OK, so I'm innocently going along, re-discovering my love of classical music, digitizing my CD's, joining a forum, going through composers somewhat alphabetically. Got some good Barber, Borodin, etc. last week. 

Now I come to Bruckner. What's the problem right? I know he has several awesome symphonies that I need to get and listen to closely; should be pretty straightforward, then I find out things like:

revisions, rewrites, an abundance of conductors and their interpretations of the different revsions and rewrites.

*Holy smokes!* Do I worry about getting the original 3rd, or a revision; if so, which revision, and if an original or revision, which conductor? His symphonies are long; do I want a composer who doesn't let things lag, since the works are long enough already, or one who will take the time to draw out and let the music speak at it's own pace, etc. etc?

Almost makes me want to give up before I've begun. 

And YES, I spent a few hours reading ALL of the older Bruckner threads (about 40) on this site, to do dilligence before asking dumb questions. Only problem is after all of that reading, I'm more confused than ever.

*HELP!*

1. I just want one (for now) recording of each symphony.
2. I generally stay away from live recordings (people coughing chaps my hide) and tend to like more recent recordings for the sound quality.

So, should I 
*just get all of one composer's set (Wand, for example, but I think those are live)
*just go one symphony at a time, get the recommended version and conductor, then go to the next

Needless to say, any help would be appreciated!
:tiphat:


----------



## Copperears (Nov 10, 2013)

If you want to get symphonies by the dross, the Tintner collection seems to get good reviews (with Scottish National Symphony). I personally like the Barenboim/Chicago Symphony cycle (for the Chicago horns!) but I'm a newb to Bruckner. So far, he feels like he's somewhere between Wagner and Mahler, a little less intense to listen to than either but still with great horn passages (I know that's not relevant to your search, just context for my recommendations). Nobody else online seems to like the Barenboim.


----------



## Sonata (Aug 7, 2010)

I have the Wand set and they are not live, or if they are, you hear no audience noise whatsoever. I'm very pleased with the set though I have no other comparison.


----------



## AClockworkOrange (May 24, 2012)

The Wand recordings with the Berlin were taken from 2-3 live performances to ensure that there would be no crowd noise. These are fantastic recordings both from an interpretative standpoint and from the perspective of sound quality,


----------



## Mahlerian (Nov 27, 2012)

ccravens said:


> *Holy smokes!* Do I worry about getting the original 3rd, or a revision; if so, which revision, and if an original or revision, which conductor? His symphonies are long; do I want a composer who doesn't let things lag, since the works are long enough already, or one who will take the time to draw out and let the music speak at it's own pace, etc. etc.

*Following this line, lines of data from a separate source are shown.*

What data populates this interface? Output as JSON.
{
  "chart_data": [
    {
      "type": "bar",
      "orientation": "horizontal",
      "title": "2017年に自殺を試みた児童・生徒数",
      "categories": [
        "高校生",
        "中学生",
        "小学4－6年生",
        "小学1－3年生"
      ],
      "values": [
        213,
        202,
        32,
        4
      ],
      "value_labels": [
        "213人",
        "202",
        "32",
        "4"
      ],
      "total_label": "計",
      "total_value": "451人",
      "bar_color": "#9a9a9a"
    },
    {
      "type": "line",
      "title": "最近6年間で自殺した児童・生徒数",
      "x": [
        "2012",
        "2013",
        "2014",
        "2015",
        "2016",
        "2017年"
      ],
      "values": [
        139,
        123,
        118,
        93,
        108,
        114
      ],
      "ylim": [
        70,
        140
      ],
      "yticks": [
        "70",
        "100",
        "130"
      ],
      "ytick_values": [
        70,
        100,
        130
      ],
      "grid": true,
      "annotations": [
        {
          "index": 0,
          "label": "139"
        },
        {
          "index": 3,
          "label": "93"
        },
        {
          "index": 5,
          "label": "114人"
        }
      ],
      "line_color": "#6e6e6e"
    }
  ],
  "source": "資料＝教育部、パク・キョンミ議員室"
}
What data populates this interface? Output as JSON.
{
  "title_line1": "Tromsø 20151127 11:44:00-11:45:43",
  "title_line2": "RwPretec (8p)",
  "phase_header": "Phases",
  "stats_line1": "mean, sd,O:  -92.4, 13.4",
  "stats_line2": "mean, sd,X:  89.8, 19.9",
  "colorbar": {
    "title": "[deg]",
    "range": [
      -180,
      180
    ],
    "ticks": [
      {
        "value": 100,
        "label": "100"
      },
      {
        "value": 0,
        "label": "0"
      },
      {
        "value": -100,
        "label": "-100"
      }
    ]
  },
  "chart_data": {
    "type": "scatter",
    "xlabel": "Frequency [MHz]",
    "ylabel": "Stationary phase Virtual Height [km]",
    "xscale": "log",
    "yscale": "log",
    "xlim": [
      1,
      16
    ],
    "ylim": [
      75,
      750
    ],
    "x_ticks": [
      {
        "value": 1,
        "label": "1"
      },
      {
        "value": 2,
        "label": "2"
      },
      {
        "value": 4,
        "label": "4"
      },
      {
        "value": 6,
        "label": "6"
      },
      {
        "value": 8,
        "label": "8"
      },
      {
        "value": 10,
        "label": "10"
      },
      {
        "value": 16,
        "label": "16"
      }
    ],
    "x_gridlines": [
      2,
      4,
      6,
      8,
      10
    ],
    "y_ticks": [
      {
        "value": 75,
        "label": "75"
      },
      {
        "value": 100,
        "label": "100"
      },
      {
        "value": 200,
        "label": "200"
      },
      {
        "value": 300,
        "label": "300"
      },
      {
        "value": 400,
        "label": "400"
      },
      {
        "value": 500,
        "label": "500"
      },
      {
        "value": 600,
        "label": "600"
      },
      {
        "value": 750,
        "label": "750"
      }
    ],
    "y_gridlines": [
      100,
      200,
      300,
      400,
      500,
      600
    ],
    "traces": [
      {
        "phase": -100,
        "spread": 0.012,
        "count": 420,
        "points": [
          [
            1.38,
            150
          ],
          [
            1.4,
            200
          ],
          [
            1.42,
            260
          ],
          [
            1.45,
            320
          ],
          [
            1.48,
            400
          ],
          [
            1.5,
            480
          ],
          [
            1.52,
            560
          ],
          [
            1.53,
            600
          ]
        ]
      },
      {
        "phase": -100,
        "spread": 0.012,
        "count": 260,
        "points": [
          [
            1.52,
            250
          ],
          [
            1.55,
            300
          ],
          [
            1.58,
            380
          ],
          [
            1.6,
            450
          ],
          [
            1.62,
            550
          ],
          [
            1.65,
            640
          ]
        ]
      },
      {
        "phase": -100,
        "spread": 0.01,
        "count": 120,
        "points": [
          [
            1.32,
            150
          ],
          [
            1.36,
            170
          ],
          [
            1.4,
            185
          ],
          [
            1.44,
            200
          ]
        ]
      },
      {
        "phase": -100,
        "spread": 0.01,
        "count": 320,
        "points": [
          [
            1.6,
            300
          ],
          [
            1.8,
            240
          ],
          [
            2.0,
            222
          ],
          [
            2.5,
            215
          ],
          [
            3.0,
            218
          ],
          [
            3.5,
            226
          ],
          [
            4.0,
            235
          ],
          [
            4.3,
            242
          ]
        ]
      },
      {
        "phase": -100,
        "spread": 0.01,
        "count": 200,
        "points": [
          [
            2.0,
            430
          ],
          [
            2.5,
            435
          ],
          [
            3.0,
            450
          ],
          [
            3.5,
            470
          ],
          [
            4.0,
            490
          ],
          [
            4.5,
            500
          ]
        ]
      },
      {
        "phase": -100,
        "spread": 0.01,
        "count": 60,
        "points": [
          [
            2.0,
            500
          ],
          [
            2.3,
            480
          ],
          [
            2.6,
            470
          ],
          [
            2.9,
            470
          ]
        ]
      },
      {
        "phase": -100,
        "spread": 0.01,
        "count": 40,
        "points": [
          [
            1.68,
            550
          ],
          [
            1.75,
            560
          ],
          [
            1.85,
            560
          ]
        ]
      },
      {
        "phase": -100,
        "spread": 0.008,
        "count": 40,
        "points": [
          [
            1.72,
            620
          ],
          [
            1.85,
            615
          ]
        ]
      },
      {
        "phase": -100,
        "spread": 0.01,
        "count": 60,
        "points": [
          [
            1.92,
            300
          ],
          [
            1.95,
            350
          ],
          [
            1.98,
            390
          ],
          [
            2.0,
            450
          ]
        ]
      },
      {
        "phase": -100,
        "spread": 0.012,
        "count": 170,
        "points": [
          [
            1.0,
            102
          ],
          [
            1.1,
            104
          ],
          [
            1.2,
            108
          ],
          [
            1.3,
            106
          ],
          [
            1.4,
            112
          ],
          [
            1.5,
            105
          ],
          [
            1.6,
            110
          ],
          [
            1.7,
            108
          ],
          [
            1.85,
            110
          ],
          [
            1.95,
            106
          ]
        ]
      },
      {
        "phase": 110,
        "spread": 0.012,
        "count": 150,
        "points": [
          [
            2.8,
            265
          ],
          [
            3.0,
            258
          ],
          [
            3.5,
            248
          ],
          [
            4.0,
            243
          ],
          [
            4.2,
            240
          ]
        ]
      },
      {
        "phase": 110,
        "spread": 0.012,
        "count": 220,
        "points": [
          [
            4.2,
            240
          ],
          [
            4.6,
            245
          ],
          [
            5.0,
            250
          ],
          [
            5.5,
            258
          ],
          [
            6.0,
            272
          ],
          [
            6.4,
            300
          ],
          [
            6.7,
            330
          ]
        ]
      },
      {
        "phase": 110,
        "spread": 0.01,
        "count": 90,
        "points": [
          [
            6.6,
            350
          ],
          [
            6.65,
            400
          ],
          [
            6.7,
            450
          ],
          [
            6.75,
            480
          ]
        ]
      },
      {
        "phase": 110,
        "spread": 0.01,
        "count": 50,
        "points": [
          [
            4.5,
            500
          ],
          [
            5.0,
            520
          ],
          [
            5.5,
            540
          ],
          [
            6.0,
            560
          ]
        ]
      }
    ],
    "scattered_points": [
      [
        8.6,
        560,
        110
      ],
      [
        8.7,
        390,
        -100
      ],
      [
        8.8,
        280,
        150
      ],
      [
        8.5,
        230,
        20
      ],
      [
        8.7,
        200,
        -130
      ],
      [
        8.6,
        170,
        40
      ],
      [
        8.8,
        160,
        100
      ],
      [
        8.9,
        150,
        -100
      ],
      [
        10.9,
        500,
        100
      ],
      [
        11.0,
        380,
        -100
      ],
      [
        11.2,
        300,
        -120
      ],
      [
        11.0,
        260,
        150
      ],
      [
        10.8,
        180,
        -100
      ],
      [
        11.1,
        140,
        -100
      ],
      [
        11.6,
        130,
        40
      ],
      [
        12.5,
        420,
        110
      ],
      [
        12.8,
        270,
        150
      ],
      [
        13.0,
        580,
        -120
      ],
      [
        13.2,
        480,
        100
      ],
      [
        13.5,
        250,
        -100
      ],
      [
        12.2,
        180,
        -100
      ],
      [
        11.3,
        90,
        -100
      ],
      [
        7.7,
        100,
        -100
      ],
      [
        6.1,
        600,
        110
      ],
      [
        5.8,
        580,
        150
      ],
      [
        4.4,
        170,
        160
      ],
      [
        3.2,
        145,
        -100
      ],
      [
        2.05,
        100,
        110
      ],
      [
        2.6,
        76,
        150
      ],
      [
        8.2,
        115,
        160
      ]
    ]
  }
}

In my opinion, if you're just starting out, don't worry about the different versions, _except_ for the third. All of the others are acceptable in any form (minus some of the early published versions that no one today plays anyway).


----------



## Blake (Nov 6, 2013)

Wand has the greatest balance of interpretation, execution, and sound quality. There are a handful of others who have made fine cycles, but they have more obvious quirks that put them a click below.

http://www.amazon.com/Bruckner-Symphonies-Nos-1-9/dp/B0042U2HLY/ref=sr_1_1?ie=UTF8&qid=1384530731&sr=8-1&keywords=wand+bruckner


----------



## ccravens (Oct 15, 2013)

Mahlerian said:


> In my opinion, if you're just starting out, don't worry about the different versions, _except_ for the third.


Would Wand's version of the 3rd be good in your opinion?


----------



## Mahlerian (Nov 27, 2012)

ccravens said:


> Would Wand's version of the 3rd be good in your opinion?


No, unfortunately (because the rest of the set is indeed great). He uses the problematic 1889 revision. I ranted about this on another thread recently. Maybe you'll feel differently, though.


----------



## ccravens (Oct 15, 2013)

Mahlerian said:


> No, unfortunately (because the rest of the set is indeed great). He uses the problematic 1889 revision. I ranted about this on another thread recently. Maybe you'll feel differently, though.


Fair enough. I think I'm just going to go with the Wand set to make it easier, since I'm a newbie at Bruckner.

Any suggestions of recordings for the third, given my preference for sound quality?


----------



## Mahlerian (Nov 27, 2012)

ccravens said:


> Fair enough. I think I'm just going to go with the Wand set to make it easier, since I'm a newbie at Bruckner.
> 
> Any suggestions of recordings for the third, given my preference for sound quality?


Simone Young's is a live recording, but without prominent audience noise. It's available on SACD hybrid.


----------